Simulate TCP fallback in the middle of MPTCP communication for testing

VenkateswaranJ commented 3 years ago

Hi,

I have been testing MPTCP version_0.95 for various corner cases and one of which is TCP fall back. I have tested the TCP fallback that happened at the initial stage (due to middlebox or unsupported peer) and I can able to get the info via getsockopt(). Currently, I would like to simulate the rare scenario of TCP fall back that happened in the middle of the client<->server communication.

My test setup: mptcp_fallback

Both server and client has MPTCP enabled and the router doesn't MPTCP enabled (just for manipulating and forwarding packets).

On the router side, I tried to Manipulate the packets using scapy and NetfilterQueue.

Test steps:

start the client and server and create an MPTCP connection and send some traffic between them for some time.
Run the scapy packet manipulation script to modify the MPTCP option in the TCP header (acts like worst middlebox :) ).
Expect that MPTCP should fall back to TCP.

Python script user at router:

#! /usr/bin/env python2.7
from scapy.all import *
from netfilterqueue import NetfilterQueue
import os

iptablesr = "iptables -A FORWARD -j NFQUEUE --queue-num 1"

os.system(iptablesr)
os.system("sysctl net.ipv4.ip_forward=1")

def modify(packet):
    ip_pkt = IP(packet.get_payload())
    try:
        ip_tcp = ip_pkt.getlayer(TCP)
        tcp_options = ip_tcp.options
        if tcp_options[-1][0] == 30: # check if tcp option number is 30 (MPTCP)
            lst_opt = list(tcp_options[-1]) 
            lst_opt[1] = "fallback please" # changing mptcp option value
            ip_pkt.getlayer(TCP).options = tcp_options[:-1]
            ip_pkt.getlayer(TCP).options.append(tuple(lst_opt))
            print "packet modified..." 
            print ip_pkt.getlayer(TCP).options
            del ip_pkt.chksum
            del ip_tcp.chksum
            ip_pkt.show2()
            packet.set_payload(str(ip_pkt))
        packet.accept()

    except Exception as e:
        packet.accept() #just skip the packet unmodified.
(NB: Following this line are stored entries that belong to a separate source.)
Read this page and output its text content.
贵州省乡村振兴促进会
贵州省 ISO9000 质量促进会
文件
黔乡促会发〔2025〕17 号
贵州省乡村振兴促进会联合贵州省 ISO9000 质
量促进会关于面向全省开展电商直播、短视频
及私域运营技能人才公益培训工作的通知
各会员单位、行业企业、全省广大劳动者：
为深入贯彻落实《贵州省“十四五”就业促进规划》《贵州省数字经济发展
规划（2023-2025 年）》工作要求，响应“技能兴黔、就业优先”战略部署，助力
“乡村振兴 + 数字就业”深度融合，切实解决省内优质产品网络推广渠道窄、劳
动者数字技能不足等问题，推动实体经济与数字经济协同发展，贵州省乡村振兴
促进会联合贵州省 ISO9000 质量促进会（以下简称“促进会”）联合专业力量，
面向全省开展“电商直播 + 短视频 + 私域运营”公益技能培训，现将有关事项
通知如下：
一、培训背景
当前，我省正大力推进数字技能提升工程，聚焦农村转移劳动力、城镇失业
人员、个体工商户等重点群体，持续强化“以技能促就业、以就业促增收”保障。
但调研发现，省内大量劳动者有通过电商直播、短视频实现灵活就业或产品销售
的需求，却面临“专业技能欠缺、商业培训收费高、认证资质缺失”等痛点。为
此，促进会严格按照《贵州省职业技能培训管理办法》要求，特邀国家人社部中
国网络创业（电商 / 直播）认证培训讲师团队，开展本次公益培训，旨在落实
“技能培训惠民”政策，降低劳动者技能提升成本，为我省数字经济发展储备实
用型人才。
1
nfqueue = NetfilterQueue()
nfqueue.bind(1, modify)
try:
    print "[*] waiting for data"
    nfqueue.run()
except KeyboardInterrupt:
    nfqueue.unbind()
    print "Flushing iptables."
    os.system('iptables -F')
    os.system('iptables -X')

Modified packet:

###[ IP ]### 
  version   = 4
  ihl       = 5
  tos       = 0x0
  len       = 72
  id        = 30875
  flags     = DF
  frag      = 0
  ttl       = 63
  proto     = tcp
  chksum    = 0x2c49
  src       = 10.100.64.2
  dst       = 10.100.66.2
  \options   \
###[ TCP ]### 
     sport     = 43425
     dport     = 6060
     seq       = 599247764
     ack       = 3107215099
     dataofs   = 13
     reserved  = 0
     flags     = A
     window    = 502
     chksum    = 0xa93f
     urgptr    = 0
     options   = [('NOP', None), ('NOP', None), ('Timestamp', (763134406, 2876545223)), ('NOP', None), ('NOP', None), ('SAck', (3107215098, 3107215099)), (30, 'fallba')]
###[ Padding ]### 
        load      = 'ck please\x00\x00\x00'

In the above test client and server successfully created an MPTCP connection at the beginning but once I run my python script at the router both the server and the client can't talk to each other and starts to do a lot of retransmission (but my expectation was either server or client will recognise this mptcp option manipulation at the middlebox and fall back to TCP).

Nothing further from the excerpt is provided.